Cognitive Dysfunction in Neuropsychiatric Systemic Lupus Erythematosus

Melanie J. Harrison, MD, MS, Lisa D. Ravdin, PhD


Curr Opin Rheumatol. 2002;14(5) 

In This Article

Neuropsychiatric Disease Classification

In 1999, the American College of Rheumatology (ACR) convened an ad hoc committee to devise nomenclature and case definitions for neuropsychiatric lupus syndromes.[11**] This was in response to the recognition that there were no universally accepted criteria for identifying and describing the multitude of neuropsychiatric manifestations of SLE. In fact, terms like "lupus cerebritis" and "CNS lupus" were common wastebaskets into which were grouped many of these syndromes, which clinicians could not better explain. The ACR Nomenclature provides a framework for identifying and evaluating 19 neuropsychiatric syndromes seen in SLE, and includes diagnostic criteria with special attention to relevant associated conditions as well as exclusion criteria. The committee also provided specific recommendations for evaluating these conditions (ie, laboratory tests, imaging techniques, neuropsychological test battery).
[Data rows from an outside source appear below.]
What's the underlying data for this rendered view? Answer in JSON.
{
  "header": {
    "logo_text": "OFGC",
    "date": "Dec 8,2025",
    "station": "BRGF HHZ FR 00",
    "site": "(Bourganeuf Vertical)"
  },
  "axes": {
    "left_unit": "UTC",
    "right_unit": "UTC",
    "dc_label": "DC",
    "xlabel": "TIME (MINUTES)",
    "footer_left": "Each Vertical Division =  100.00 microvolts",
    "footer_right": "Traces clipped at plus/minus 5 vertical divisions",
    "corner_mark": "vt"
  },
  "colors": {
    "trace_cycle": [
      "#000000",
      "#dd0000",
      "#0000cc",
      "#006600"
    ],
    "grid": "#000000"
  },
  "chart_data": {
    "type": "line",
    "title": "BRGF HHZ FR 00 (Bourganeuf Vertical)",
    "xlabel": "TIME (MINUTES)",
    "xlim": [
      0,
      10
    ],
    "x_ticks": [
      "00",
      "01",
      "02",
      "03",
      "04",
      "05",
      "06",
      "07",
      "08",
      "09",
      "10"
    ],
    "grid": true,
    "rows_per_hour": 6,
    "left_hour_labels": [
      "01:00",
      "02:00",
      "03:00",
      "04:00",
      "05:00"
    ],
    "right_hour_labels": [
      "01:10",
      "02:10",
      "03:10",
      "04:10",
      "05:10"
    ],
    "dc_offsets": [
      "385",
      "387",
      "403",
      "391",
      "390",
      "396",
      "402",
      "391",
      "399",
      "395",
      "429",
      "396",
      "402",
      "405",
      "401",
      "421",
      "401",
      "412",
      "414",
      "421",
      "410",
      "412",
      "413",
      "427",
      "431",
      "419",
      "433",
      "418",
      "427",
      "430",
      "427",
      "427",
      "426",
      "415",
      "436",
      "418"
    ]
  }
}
Cognitive dysfunction is one of the 19 SLE-associated neuropsychiatric syndromes outlined by the ACR criteria. Given the frequency of cognitive complaints in SLE patients, many researchers have attempted to quantify cognitive dysfunction with neuropsychological testing. The disease itself presents with a great deal of within and between subject variability, and the profile of neuropsychological dysfunction mirrors this unstable pattern. The ACR recommends a 1-hour neuropsychological test battery that includes measures of premorbid verbal abilities, complex attention, information processing, and psychomotor speed, cognitive flexibility, and verbal and figural memory ( Table 1 ).

In 2001, Ainiala et al.,[12] conducted a population-based study in southern Finland to determine the prevalence of neuropsychiatric syndromes using the ACR Nomenclature. Patients (ages 16-65 years) underwent a comprehensive evaluation, including a complete medical history, physical examination focused on detecting neurologic disorders, and a 3 to 4 hour battery of neuropsychological tests. This investigation reported that 81% of SLE patients had evidence of at least one of the 19 ACR-defined neuropsychiatric conditions, while many patients were classified as having multiple syndromes (as many as six). The most frequently identified neuropsychiatric manifestation was cognitive dysfunction (81%). Of those 37 subjects with abnormal neuropsychological test results, only 14 (38%) were considered to have clinically important cognitive symptomatology. Objective memory testing abnormalities were the most frequently observed deficit in this population (43%), followed by deficits in simple attention, visuospatial processing, and psychomotor speed (26% each).

In a follow-up validation study[13] of the ACR nomenclature, these same investigators compared the SLE subjects to non-SLE controls matched for demographic variables. Interestingly, all neuropsychiatric syndromes were found in both the SLE and control populations, but with greater frequency among the SLE subjects. The odds of manifesting one of these neuropsychiatric syndromes was 9.5 times greater in SLE subjects than in controls. More specifically, cognitive dysfunction had the highest prevalence rate of all neuropsychiatric syndromes among SLE subjects who were nine times more likely than controls to present with this condition. When eliminating the "milder" syndromes from the analysis (ie, headache), prevalence rates decreased significantly for both groups, and the overall odds decreased from 9.5 to 7. The authors attributed this higher prevalence rate of neuropsychiatric syndromes to the inclusion of minor manifestations in the nomenclature, (ie, headache and mood disorders), concluding that the nomenclature lacks specificity for SLE. However, while these findings are noteworthy, the intent of the ACR Nomenclature was to facilitate research in this area by developing uniform means of reporting, so that multicenter trials and comparisons between studies could be made. They were not intended for clinical or diagnostic purposes, or to discriminate SLE patients from the non-SLE population. Furthermore, the neuropsychological methods used by the investigators were only partly consistent with the ACR recommendations.